I applied through college or university. The process took 8 weeks. I interviewed at Amazon (Seattle, WA) in Aug 2012
Interview
Submitted resume via university jobs board in July. In mid August, got an email from a recruiter inviting me to a group interview 10 days later. Amazon provided all travel and expenses, including 2 nights in a hotel, $85/day in transportation and $65/day in food. Interview began at 8:15 am, with 24 candidates. Vast majority of candidates presented non-American passports as identification, and only 2 were female. Breakfast was provided, two current SDEs talked to the group and took questions, then we were divided into groups of 3 and presented with a supply chain problem to solve on laptops with clean Ubuntu installs. No guidance or preference for programming languages or problem solving techniques were expressed; instead, they expect your group to come to a consensus, install the necessary tools, and rock it out. It was stressed repeatedly the exercise was NOT competitive, but instead team oriented. A group was put in each corner of the room, and a table of SDEs and HR reps sat in the middle of the room and "observed" 6 hours of work. After several hours, each candidate got a 15-20 minute 1-on-1 with an SDE to discuss the code they'd written (and not much else). The entire process is geared to maximize success for 21-25 year old males and eliminate anyone female and/or older, and inherently makes forming a quick team difficult. It's also obvious Amazon expects that new employees are looking for stepping stones rather than a long-term career as they make no effort to get to know any of the candidates, or identify specific teams on which they may fit. Got a call 2 days after getting home letting me know they wouldn't be making an offer, which was wonderful news as I was completely clear that based on the interview process, Amazon would not be a good fit for me and would have declined an offer anyway.
Interview questions [1]
Question 1
How would you distribute inventory to minimize the number of missed delivery dates while keeping costs to Amazon low?
I applied through college or university. The process took 6 weeks. I interviewed at Amazon
Interview
Going through my university's career services, Amazon got in touch with me for an interview early in the year. After a 90-minute interview in two 45-minute sessions, the process was over. I heard back from them about a month and a half later, with an internship offer for the summer. I had about 10 days to accept and they covered my relocation and travel.
Interview questions [1]
Question 1
Difficult: Finding a particular combination of numbers from an array with particular properties, without a floor or ceiling on how many different numbers could be involved.

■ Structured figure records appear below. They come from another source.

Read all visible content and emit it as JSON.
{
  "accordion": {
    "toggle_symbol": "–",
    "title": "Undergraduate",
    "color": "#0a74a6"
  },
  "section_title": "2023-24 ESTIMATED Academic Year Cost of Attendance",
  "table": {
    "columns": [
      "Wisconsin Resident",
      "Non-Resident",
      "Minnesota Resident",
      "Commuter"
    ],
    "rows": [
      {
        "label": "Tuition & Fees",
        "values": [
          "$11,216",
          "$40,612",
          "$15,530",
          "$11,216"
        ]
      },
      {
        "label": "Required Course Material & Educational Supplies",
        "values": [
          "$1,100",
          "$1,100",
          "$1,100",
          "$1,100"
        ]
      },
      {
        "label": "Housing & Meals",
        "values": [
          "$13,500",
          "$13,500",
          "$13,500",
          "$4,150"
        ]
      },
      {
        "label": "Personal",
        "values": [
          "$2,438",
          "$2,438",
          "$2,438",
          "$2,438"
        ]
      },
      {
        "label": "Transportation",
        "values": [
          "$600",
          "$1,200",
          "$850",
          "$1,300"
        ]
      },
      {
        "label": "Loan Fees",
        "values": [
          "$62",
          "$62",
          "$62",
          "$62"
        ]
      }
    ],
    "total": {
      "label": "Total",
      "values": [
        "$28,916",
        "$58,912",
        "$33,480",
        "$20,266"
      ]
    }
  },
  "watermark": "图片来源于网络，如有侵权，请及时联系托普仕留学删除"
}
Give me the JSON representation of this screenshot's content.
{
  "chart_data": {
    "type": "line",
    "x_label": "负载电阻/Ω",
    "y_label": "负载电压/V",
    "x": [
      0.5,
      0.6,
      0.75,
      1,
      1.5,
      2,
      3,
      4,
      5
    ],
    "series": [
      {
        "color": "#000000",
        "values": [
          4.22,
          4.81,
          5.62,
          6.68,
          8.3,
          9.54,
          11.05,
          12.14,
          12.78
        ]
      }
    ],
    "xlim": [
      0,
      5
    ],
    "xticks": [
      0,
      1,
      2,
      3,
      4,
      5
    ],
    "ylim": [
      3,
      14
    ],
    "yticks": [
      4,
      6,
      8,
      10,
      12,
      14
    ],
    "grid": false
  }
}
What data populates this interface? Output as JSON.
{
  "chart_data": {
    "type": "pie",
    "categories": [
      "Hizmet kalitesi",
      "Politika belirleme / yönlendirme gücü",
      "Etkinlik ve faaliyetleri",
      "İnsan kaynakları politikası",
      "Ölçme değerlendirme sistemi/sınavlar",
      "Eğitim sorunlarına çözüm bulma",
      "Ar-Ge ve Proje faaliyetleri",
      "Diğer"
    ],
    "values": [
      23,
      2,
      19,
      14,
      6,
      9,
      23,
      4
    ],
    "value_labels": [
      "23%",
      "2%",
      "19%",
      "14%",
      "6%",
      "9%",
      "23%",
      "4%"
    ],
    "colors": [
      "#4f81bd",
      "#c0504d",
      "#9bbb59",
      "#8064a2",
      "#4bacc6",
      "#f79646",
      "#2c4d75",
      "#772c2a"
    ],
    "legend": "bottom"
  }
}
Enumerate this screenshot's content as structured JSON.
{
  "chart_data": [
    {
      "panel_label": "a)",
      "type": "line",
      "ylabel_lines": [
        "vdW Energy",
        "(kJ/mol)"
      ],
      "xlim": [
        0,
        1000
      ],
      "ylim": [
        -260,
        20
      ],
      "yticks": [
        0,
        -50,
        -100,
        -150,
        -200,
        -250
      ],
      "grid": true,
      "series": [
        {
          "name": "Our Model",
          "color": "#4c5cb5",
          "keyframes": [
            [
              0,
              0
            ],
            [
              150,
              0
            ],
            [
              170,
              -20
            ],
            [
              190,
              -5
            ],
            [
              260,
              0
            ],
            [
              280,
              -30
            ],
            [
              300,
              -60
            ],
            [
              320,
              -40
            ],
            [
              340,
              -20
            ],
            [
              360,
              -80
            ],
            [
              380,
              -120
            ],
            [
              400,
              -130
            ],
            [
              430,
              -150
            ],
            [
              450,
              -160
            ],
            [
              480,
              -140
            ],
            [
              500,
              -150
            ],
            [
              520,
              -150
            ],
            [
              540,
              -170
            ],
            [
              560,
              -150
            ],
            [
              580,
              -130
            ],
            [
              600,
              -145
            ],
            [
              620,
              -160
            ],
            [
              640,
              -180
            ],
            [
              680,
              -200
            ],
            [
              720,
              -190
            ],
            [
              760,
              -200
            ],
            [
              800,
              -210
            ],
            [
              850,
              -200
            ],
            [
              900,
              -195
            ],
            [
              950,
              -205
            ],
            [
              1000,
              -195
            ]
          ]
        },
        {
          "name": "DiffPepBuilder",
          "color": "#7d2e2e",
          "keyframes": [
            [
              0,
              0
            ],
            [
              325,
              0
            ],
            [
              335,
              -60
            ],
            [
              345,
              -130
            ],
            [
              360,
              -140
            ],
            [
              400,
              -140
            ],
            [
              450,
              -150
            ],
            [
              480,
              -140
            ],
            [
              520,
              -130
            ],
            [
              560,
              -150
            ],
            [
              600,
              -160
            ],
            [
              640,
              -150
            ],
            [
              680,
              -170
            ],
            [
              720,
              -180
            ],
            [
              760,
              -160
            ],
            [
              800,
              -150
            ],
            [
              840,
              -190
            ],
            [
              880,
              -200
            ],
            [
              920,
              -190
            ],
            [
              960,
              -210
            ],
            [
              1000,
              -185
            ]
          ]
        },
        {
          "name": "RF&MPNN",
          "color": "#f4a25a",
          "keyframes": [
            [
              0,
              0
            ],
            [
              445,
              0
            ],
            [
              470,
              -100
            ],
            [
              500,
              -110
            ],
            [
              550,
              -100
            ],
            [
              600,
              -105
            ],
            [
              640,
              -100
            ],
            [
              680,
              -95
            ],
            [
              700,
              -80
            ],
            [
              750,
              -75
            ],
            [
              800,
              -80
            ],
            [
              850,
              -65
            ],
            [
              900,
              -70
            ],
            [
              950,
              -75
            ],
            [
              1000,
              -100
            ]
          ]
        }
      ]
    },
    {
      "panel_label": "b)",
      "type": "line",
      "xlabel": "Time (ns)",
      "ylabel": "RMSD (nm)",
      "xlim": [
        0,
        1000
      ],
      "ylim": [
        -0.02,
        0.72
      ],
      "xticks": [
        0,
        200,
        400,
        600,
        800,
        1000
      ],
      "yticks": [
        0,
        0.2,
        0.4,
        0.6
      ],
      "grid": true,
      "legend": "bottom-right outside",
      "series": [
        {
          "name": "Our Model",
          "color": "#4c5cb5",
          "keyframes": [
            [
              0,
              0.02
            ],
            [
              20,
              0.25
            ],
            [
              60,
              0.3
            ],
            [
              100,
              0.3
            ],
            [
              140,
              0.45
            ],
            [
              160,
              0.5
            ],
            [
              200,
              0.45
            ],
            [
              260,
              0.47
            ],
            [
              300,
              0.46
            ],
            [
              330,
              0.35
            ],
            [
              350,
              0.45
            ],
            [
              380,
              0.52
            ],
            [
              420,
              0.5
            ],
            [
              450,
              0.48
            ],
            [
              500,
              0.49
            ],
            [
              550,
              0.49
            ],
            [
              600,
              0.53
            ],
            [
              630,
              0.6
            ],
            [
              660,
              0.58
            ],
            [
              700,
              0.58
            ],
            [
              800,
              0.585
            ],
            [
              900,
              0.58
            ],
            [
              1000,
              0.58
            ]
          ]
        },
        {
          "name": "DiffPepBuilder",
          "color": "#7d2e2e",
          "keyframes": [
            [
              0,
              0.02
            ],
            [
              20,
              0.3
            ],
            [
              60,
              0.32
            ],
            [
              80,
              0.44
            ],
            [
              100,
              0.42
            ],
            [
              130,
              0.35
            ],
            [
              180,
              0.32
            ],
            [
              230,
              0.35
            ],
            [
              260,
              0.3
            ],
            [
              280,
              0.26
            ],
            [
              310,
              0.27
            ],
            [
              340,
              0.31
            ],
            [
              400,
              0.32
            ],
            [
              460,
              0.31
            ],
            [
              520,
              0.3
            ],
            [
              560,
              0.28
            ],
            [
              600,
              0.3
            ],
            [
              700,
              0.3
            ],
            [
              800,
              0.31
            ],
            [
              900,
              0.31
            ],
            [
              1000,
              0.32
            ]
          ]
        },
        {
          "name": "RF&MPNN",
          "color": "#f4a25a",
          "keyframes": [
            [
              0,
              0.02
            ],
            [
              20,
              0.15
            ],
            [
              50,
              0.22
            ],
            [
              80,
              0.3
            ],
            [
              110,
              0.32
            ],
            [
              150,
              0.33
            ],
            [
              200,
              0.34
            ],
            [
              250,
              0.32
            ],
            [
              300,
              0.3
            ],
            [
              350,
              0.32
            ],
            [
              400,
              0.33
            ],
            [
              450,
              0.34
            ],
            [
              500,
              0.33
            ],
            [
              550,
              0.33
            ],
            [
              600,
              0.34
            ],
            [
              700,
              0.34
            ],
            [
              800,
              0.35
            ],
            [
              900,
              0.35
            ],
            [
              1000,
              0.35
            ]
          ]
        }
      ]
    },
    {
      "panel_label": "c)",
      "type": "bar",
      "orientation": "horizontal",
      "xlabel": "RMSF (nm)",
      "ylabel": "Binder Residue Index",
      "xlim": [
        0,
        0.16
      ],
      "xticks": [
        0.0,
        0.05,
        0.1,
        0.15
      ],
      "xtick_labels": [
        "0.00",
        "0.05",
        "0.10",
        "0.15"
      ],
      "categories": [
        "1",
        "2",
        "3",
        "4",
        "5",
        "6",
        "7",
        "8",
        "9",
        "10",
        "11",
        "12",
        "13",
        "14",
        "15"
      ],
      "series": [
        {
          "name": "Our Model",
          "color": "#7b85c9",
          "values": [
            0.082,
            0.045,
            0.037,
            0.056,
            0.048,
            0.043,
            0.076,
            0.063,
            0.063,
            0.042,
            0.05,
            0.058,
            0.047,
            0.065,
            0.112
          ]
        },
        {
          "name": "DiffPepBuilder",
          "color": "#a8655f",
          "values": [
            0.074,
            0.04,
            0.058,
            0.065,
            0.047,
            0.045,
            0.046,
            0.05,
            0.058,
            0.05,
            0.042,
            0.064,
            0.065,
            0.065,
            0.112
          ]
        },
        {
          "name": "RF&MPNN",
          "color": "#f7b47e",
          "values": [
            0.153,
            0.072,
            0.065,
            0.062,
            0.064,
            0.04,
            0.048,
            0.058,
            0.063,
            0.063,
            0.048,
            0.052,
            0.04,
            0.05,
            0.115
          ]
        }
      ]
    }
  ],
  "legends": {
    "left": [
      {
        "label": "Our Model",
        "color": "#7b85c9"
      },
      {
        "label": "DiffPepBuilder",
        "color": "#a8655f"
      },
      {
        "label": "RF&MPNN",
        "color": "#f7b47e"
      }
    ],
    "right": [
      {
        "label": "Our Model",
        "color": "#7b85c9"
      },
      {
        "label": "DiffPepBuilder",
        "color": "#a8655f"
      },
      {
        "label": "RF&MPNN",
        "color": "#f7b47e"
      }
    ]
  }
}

I applied online. The process took 1 week. I interviewed at Amazon (Toronto, ON) in Jul 2012
Interview
Applied online and heard from a recruiter within 3 hours. They had an upcoming interviewing drive. The recruiter discussed with me the position in the Toronto office on the phone to asses my suitability. Afterwards I was invited for an in-person technical interview for the following week.
The interview included four 1-on-1 sessions. Three of which were technical, one of which was more traditional HR (with the group's hiring manager).
The first technical interview was the standard stuff about binary search trees and hashing.
The second one (bar raiser) had a question about path finding in a grid-maze with obstacles.
Third interview had some questions regarding string manipulation in C and finding pairs that sum to k in an unsorted integer array.
Interview questions [1]
Question 1
Finding a path in a maze which is represented by a grid of characters.